Greece under pressure to take budget action
ATHENS: Greece is set to face mounting pressure from markets looking for aggressive government action to curb the country's overspending in the wake of a credit downgrade and violence in the streets.
The decision by the Fitch agency to downgrade Greece's long-term debt ratings on Tuesday highlighted falling confidence in the country's economic policy, raised the prospect of a crisis budget and increased strains in the eurozone.
The European Commission piled pressure on Greece to clamp down on its ballooning public deficit following the rating downgrade, urging Athens to take additional measures.
"A difficult situation in one euro-area member state is a matter of common concern for the euro area as a whole," said European Union economic and monetary affairs commissioner Joaquin Almunia in a statement.
"It is clear that Greece faces very substantial economic and fiscal challenges ... but more measures are required," he said.
Greece's new socialist government presented its 2010 budget on November 20, but it has failed to impress credit agencies and analysts who said they expected Athens to offer tougher measures within six weeks to give markets confidence.
The proposed budget aims to cut the deficit from 12.7 percent of output to 9.1 percent next year through a wage freeze and a crackdown on tax evasion.
Finance Minister George Papaconstantinou acknowledged Tuesday that the Fitch rating "reflects the lack of credibility that Greece unfortunately acquired over the last few years as well as an extremely difficult economic situation."
The ratings action shook the Greek stock market, which closed down 6.04 percent on Tuesday. Major European stock markets also tumbled, partially over concerns about the debt situation in Greece.
It also widened the spread between the yields of German and Greek bonds to 2.3 percentage points, meaning that Greece has to pay that much more interest than Germany to attract lenders to finance its overspending.
The bad economic news came on the heels of violent protests on Sunday and Monday in the streets of Athens, where stone-throwing youths clashed with riot police over the fatal shooting of a teenager by police 12 months ago.
Government austerity measures could be met by stiff resistance from labour unions, warned analyst David Morrison at GFT, a spread-betting company.
"If the government tries to cut spending and demand wage restraint or job losses in the public sector, they have a very militant workforce to contend with. So, more agitation and unrest to come," he said.
But Greece also has to contend with the expectations of its eurozone peers.
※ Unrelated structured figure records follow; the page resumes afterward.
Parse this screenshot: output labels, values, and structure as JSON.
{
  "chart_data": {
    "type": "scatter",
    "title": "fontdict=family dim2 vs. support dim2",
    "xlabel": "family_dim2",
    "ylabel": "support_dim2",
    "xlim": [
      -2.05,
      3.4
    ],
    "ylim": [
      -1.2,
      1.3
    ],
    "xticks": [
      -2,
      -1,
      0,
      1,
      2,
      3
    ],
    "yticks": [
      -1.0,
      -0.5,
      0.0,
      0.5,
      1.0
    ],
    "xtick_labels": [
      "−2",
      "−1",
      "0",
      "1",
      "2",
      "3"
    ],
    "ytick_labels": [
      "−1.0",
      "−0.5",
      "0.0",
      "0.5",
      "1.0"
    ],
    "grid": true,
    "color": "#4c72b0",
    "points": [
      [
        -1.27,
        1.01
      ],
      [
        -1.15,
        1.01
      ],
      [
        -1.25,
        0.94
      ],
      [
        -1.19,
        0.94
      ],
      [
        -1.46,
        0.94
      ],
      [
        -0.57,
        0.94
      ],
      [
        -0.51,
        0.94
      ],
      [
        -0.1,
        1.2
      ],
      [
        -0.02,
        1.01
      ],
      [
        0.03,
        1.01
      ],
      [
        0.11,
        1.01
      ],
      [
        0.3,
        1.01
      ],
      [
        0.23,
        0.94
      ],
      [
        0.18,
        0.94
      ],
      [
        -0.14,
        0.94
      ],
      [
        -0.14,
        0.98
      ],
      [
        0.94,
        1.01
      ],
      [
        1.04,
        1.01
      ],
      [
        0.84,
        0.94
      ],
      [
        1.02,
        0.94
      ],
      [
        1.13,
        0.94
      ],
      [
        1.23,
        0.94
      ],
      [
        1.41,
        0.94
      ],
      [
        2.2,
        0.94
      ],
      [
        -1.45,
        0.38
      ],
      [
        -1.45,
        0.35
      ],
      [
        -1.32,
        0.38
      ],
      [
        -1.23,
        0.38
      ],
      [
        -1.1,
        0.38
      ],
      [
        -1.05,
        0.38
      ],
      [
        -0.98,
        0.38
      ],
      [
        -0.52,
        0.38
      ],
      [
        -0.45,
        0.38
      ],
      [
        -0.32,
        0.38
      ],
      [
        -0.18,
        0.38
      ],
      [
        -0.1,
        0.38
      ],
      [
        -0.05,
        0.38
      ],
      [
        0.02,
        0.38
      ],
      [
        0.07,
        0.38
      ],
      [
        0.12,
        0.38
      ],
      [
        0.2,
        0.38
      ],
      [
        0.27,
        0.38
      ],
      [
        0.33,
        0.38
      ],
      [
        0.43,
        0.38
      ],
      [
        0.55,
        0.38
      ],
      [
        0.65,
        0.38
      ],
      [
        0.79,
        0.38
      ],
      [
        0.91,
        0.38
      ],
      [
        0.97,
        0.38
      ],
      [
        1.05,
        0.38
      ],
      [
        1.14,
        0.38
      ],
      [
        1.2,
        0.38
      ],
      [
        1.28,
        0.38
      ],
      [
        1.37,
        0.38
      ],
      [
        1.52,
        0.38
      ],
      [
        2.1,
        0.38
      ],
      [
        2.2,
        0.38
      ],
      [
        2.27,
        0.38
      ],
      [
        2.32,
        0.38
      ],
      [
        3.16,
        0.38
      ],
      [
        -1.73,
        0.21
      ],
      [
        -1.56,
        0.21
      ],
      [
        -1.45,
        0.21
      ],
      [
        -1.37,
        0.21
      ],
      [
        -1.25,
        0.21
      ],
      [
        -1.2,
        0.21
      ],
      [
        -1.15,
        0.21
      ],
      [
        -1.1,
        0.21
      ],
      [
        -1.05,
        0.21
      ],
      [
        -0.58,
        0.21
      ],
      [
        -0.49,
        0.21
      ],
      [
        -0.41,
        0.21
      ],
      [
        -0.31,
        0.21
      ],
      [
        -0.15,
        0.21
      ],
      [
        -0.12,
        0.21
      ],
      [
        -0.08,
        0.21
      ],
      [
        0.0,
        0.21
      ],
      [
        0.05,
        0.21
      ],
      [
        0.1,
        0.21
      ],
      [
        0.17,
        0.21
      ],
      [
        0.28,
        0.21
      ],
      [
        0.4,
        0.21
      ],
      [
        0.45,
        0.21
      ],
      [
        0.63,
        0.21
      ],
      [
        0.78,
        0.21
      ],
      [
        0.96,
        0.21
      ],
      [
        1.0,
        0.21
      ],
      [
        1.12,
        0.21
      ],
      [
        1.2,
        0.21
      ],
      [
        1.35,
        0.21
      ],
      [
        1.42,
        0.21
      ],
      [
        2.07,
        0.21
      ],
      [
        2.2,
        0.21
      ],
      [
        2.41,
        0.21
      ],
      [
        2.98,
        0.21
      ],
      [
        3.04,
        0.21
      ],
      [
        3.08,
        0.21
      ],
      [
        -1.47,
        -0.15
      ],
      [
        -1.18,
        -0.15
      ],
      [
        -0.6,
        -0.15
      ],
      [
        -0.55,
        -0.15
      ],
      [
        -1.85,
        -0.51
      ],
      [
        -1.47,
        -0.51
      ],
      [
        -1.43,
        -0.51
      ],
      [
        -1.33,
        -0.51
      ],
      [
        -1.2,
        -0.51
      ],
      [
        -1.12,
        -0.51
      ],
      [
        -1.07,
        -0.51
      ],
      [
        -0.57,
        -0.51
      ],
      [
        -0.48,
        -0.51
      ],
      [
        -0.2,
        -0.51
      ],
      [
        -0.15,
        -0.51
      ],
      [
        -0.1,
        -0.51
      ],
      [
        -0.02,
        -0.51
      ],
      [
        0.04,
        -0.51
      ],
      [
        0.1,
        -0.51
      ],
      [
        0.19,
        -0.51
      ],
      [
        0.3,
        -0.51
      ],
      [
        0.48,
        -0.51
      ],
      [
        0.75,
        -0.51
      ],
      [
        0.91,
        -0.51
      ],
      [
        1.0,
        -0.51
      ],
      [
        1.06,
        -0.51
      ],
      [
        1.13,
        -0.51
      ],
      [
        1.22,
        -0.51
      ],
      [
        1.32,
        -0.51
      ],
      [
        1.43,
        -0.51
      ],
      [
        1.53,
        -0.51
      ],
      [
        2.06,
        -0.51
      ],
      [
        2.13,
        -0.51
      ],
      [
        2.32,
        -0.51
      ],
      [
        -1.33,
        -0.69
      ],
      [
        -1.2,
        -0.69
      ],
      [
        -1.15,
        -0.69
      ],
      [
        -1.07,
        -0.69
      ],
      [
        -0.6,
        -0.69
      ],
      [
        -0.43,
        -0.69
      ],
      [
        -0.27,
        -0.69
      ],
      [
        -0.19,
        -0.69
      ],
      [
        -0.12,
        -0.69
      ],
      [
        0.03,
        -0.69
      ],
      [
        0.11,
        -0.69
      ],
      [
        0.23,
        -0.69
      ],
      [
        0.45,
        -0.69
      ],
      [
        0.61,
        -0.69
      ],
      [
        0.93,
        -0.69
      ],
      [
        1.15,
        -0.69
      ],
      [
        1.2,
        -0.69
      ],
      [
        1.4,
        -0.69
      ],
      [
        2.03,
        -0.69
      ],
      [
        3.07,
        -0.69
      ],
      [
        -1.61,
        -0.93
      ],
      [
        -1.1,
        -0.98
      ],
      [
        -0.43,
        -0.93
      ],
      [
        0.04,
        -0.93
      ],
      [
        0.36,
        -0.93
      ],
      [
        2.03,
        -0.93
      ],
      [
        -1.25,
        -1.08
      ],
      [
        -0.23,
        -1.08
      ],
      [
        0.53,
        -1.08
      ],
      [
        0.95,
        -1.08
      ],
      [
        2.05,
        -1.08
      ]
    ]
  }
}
Analysts have warned that the strains in Greece could create the conditions for a crisis on the government bond market in the eurozone.
Recent comments by European Central Bank chief Jean-Claude Trichet point to a "lack of appetite" for ECB support for Greece at this stage, analysts at the Royal Bank of Scotland said.
"Until the ECB hears more aggressive corrective measures from the Greek authorities it is likely to turn a blind eye to the increasing funding cost the country is facing," RBS said.
Trichet said on Monday that Greece was in a "very difficult" situation but that Athens needed to take "courageous" decisions on its budget.
The Fitch decision raised the tone of discussion among analysts about how close Greek bonds now are to a situation in which they are no longer usable by Greek banks as collateral for borrowing money from the ECB.
"The banks are currently able to pledge bonds issued by their government as collateral at the ECB. This will no longer be an option come the end of next year if the other rating agencies follow Fitch's lead," said a note from Capital Economics Ltd.
On Tuesday, Fitch downgraded Greek long-term debt ratings to BBB-plus from A-minus notation, warning that the outlook was negative "given the weak credibility of fiscal institutions and the policy framework."
The agency said that it "understands that further (budget) measures will be announced in January 2010 to support the reduction in the fiscal deficit to 3.0 percent of GDP by 2013."
It said that "increased peer pressure" from within the EU and eurozone was likely "to strongly influence policy choices".
Fitch also downgraded the ratings of five Greek banks later on Tuesday.
On Monday, Standard & Poor's warned that it could downgrade Greece's credit rating, "if we view the government's fiscal assumptions as unrealistic."
"Surely the stakes have just been increased massively," Goldman Sachs analyst Erik Nielsen wrote in a note to investors.
"The Euro-zone will probably welcome this in the hope that Greece will indeed do enough on their budget."